Benim geçen hafta Bush'un Ortadoğu politikasını anlatırken yazımın başına koyduğum "Coca-Cola'nın Mayıs ayı gelirini İsrail'e bağışladığı doğru mu?" sorusu pek dikkat çekmiş olmalı ki İsrail'deki Museviler'e varıncaya kadar değişik çevrelerden bir hayli tepki aldım. Hatta -ismini vermek istemiyorum- bir şehrimizin ticaret odası başkanı aradı ve benden bu bilginin kaynağını istedi. Ne yapacağını sorduğumda ise "Halkı bilgilendirmek için basın toplantısı yapacağım" dedi. Benim o yazıda asıl temas etmek istediğim konu ABD'nin Ortadoğu politikası olduğu için işin Cola boyutunu sadece sorgulamıştım. Coca-Cola'dan bu soruma herhangi bir cevap gelmedi. Ama herkesin aklına geldiği gibi benim aklıma da sükut ikrardan gelir kuralı geldi.. Sonra meseleyi şöyle birazcık araştırayım dedim. En az İsrail-Filistin çatışması benzeri bir ekonomik savaşın sürdüğünü gördüm.

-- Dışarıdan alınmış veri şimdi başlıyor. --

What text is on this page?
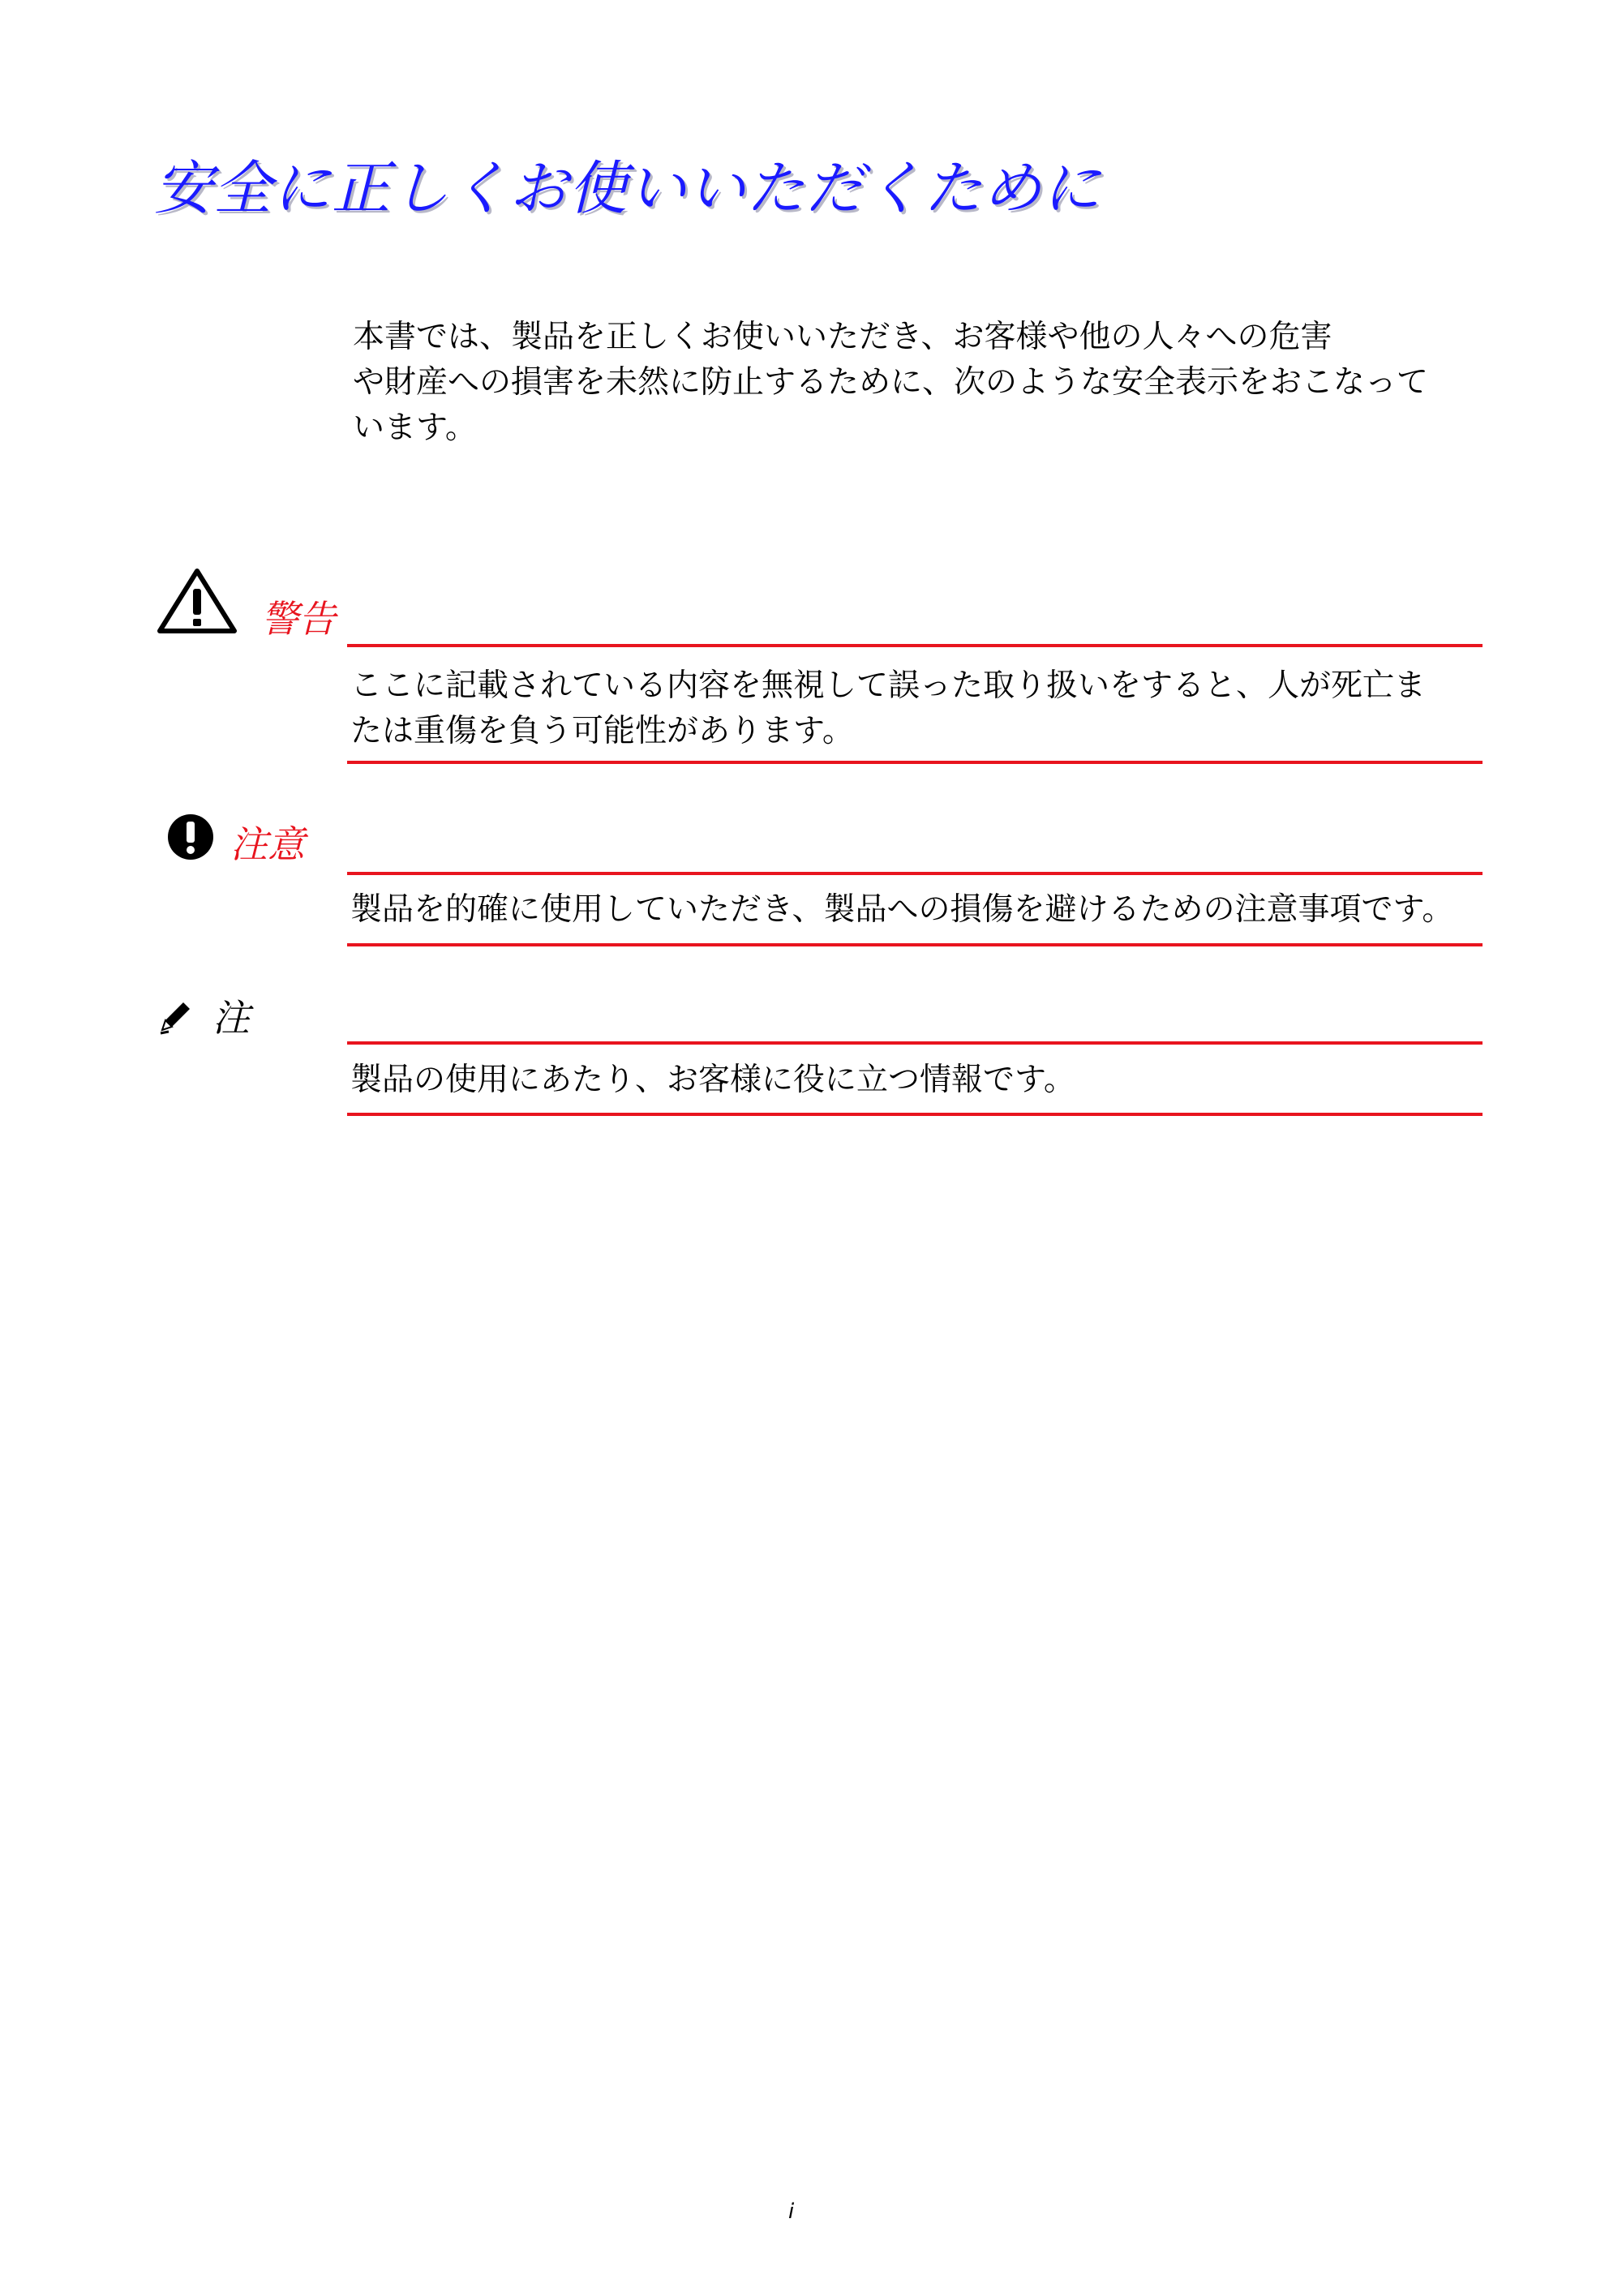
安全に正しくお使いいただくために
本書では、製品を正しくお使いいただき、お客様や他の人々への危害
や財産への損害を未然に防止するために、次のような安全表示をおこなって
います。
警告
ここに記載されている内容を無視して誤った取り扱いをすると、人が死亡ま
たは重傷を負う可能性があります。
注意
製品を的確に使用していただき、製品への損傷を避けるための注意事項です。
注
製品の使用にあたり、お客様に役に立つ情報です。
i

İslam dünyasında, hükümetlerin duyarsızlığı( ya da naçarlığı) karşısında harekete geçen siviller "Din kardeşlerimizi katleden, süren, hapseden ve zulmeden hükümete yardımcı olan ticari müesseselerin ürünlerini boykot edelim ki kendi paramız din kardeşlerimize atılan kurşuna dönüşmesin" gerekçesiyle Filistin'deki hak ihlallerine karşı imkanları dahilinde tavır koyuyorlar.

Aslında Yusuf el-Kardavi gibi dünya Müslümanları'nın saygı duyduğu ilahiyatçılar senelerdir boykot çağrısında bulunuyorlar. Hatta Yusuf İslam bile Londra'da Mark's Spencer mağazasının önünde durup alışverişten çıkan her müşteriye elindeki broşürü verirken, "Bayanlar, baylar bu mağazadan aldığınız mallara ödediğiniz her kuruş Filistinli çocuklara kurşun olarak geri dönmektedir." (19.04.2002, Gerçek Hayat) diyor böylece, "Müslümanlar tek vucüt gibidirler, organlarından biri acırsa bütün vücut acı duyar" Peygamber mesajına imanını sergiliyor.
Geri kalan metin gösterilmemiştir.